Me topé al pequeño armario en proceso de ser reparado. Su soledad y sus secretos, de inmediato, los hice míos. No para usarlos como recuerdos, sino como materiales para constituirme una pasión por esos muebles en cuyas gavetas cabe la posibilidad de encontrar retazos de mundos irremediablemente desaparecidos.

De haberme atrevido a abrir sus puertas de par en par otro tipo de cacería se hubiese iniciado: monedas que se lograron por aplaudir, fundamentos escritos sobre hojas de papel miserables, juguetes concebidos para la duda de la niñez, imperios en miniatura, nimiedades, ingravidez de conceptos y tradiciones...

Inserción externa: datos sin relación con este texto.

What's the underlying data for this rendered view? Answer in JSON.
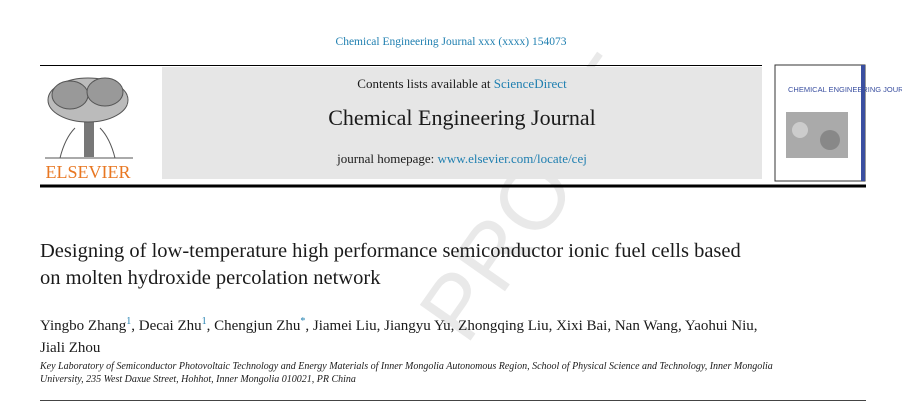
{
  "header": {
    "citation": "Chemical Engineering Journal xxx (xxxx) 154073",
    "contents_prefix": "Contents lists available at",
    "contents_link": "ScienceDirect",
    "journal": "Chemical Engineering Journal",
    "homepage_prefix": "journal homepage:",
    "homepage_link": "www.elsevier.com/locate/cej",
    "publisher": "ELSEVIER",
    "cover_title": "CHEMICAL ENGINEERING JOURNAL"
  },
  "article": {
    "title": "Designing of low-temperature high performance semiconductor ionic fuel cells based on molten hydroxide percolation network",
    "authors": [
      {
        "name": "Yingbo Zhang",
        "mark": "1"
      },
      {
        "name": "Decai Zhu",
        "mark": "1"
      },
      {
        "name": "Chengjun Zhu",
        "mark": "*"
      },
      {
        "name": "Jiamei Liu"
      },
      {
        "name": "Jiangyu Yu"
      },
      {
        "name": "Zhongqing Liu"
      },
      {
        "name": "Xixi Bai"
      },
      {
        "name": "Nan Wang"
      },
      {
        "name": "Yaohui Niu"
      },
      {
        "name": "Jiali Zhou"
      }
    ],
    "affiliation": "Key Laboratory of Semiconductor Photovoltaic Technology and Energy Materials of Inner Mongolia Autonomous Region, School of Physical Science and Technology, Inner Mongolia University, 235 West Daxue Street, Hohhot, Inner Mongolia 010021, PR China",
    "watermark": "PROOF"
  }
}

Aquella alacena —llamémosla así, por elemental cortesía— me otorgó una sensación poética, un sentido de pesadumbre nada ociosa y rústica elegancia. Importa poco quién la abandonó allí. Ella me sorprendió; el sorprendido real fui yo. Venía fatigado y su presencia me estimuló. Acaso debido a que la noche repartía sus funciones y a mí me tocó la de observante sin hacerme notar en demasía.

No necesité otorgarle luz a la alacena. Su enhiesta figura emanaba un brillo que recordaba las alas de un pájaro de lignito. La dignidad de sus años contrastaba notablemente con el abandono de la pared que le servía de fondo y protección. Me habitué pronto a la emoción que su personalidad provocaba en mi espíritu. Me adherí a su femenina concentración y proseguí mi errancia a lo largo de la calle que se incrustaba en mí con sus alardes de soluciones clásicas y afectivas.

Wuxi, provincia de Jiangsu, China. Abril 20 de 2009.